A Collaborative Effort
The provisional release of HLS data products represents only the latest achievement of an on-going seven-year effort. Dr. Masek is quick to point out the challenges the team had to overcome to get to this point, including improving Sentinel-2 data processing and geolocation algorithms, developing better ways to correct for differences in view angles and surface reflectance from Landsat and Sentinel-2, and organizing the processing of such a high-volume dataset.
Dr. Masek also goes out of his way to highlight the particular contributions of Dr. Junchang Ju of NASA’s Biospheric Sciences Laboratory and the University of Maryland to the HLS success. “He’s really been the technical lead for this in terms of programming, validating the algorithm performance, catching mistakes, and working with [IMPACT] on implementing the code,” he says. “I want to make sure he gets a lot of credit for the work that’s gone on.”
Dr. Freitag and Tom Maiersperger also stress the collaboration between federal agencies that helped make HLS possible, particularly with the USGS and their work preparing Landsat data and the atmospheric correction code for HLS.
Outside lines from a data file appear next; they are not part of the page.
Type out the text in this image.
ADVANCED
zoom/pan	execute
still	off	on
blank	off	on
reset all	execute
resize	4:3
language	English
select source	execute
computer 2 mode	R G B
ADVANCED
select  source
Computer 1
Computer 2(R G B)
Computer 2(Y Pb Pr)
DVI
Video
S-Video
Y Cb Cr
“I think that a lot of the success we’ve seen with the HLS effort can be tied back to the collaborative effort within the team and also the external collaboration between the federal partners,” observes Dr. Freitag. “The applications that we’ll see come out of HLS will be incredible.”
“We know this will be really big for the community,” adds Maiersperger. “There’s a lot to be excited about.”
What do you get when you give scientists and researchers an openly available, harmonized global dataset with high temporal and spatial attributes for Earth’s land surface that’s optimized for the cloud? As the leaders of the HLS effort point out, you get the potential for some amazing opportunities for discovery.